ExoMars, la sonda che è parte della missione che porterà nel 2020 un rover su Marte, è arrivato sul pianeta rosso. Tutto come previsto. Ed anche se non ci sono immagini, l’ammartaggio sarebbe stato confermato dai segnali raccolti da telescopi in India e rilanciati alla base Esa in Germania. A ‘bordo’ della sonda europea, che ha cominciato il suo viaggio sette mesi fa,  anche tecnologie studiate a Napoli. Sul lander Schiapparelli, vi è DREAMS, una stazione metereologica che deve misurare le condizioni atmosferiche marziane. A progettarla, Francesca Esposito, ricercatrice dell’Osservatorio astronomico di Capodimonte, guida scientifica di un team nazionale che ha messo a punto la suite  che deve monitorare temperature, umidità, pressione, opacità della polvere, velocità e direzione del vento. Una missione importantissima e difficile soprattutto perchè in questo periodo su Marte ci sono continue tempeste di polevere, che se da lato complicano i rilevamenti dall’altro forniscono materiale fondamentale alla ricerca.

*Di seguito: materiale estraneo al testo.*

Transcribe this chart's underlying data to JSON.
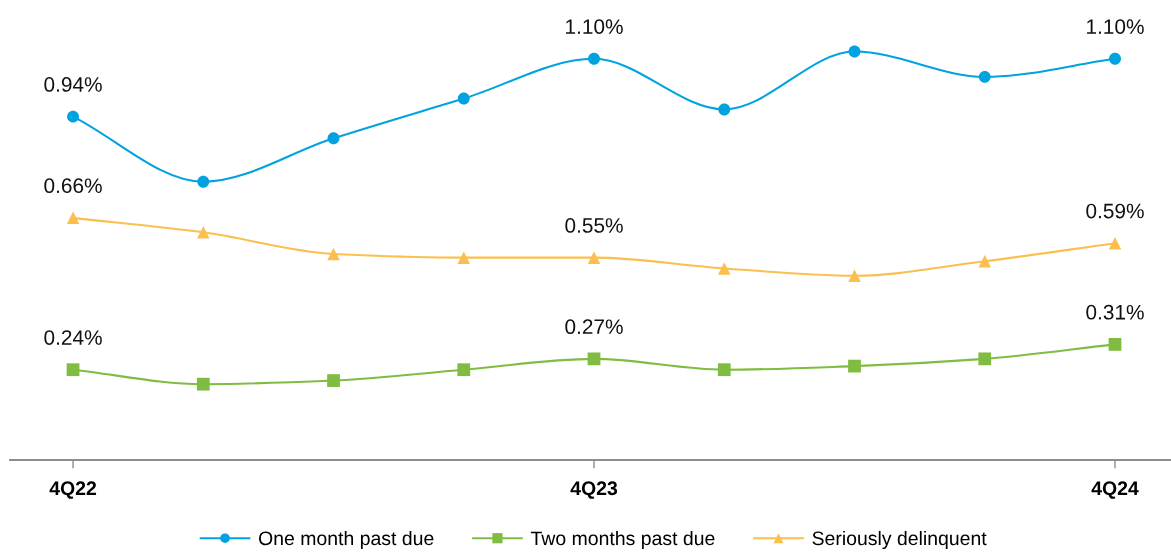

Ma DREAMS, strumento realizzato grazie alla collaborazione di numerosi protagonisti della ricerca spaziale europea, di aziende aerospaziali e numerosi centri di ricerca, dovrà raccogliere informazioni sui pericoli creati dalla polvere per aiutare gli ingegneri a quantificare i rischi per le attrezzature e le missioni future di esplorazione umana. I dati raccolti includono la velocità della polvere trasportata dal vento, le cariche elettrostatiche, l’esistenza di scariche elettriche, i disturbi elettromagnetici che potrebbero influire sulle telecomunicazioni. “Si tratta come della prima indagine in assoluto dei fenomeni elettrici nell’atmosfera di Marte” ha dichiarato ai media la ricercatrice italiana ” Durante le tempeste di polvere e in prossimità dei cortici, sembra che si possano formare campi elettrici intensi. Inoltre, la polvere e la sabbia cariche elettricamente possono avere un ruolo imporante nel processo di sollevamento della polvere dalla superficie, influenzando l’evoluzione delle tempeste di polvere su Marte“.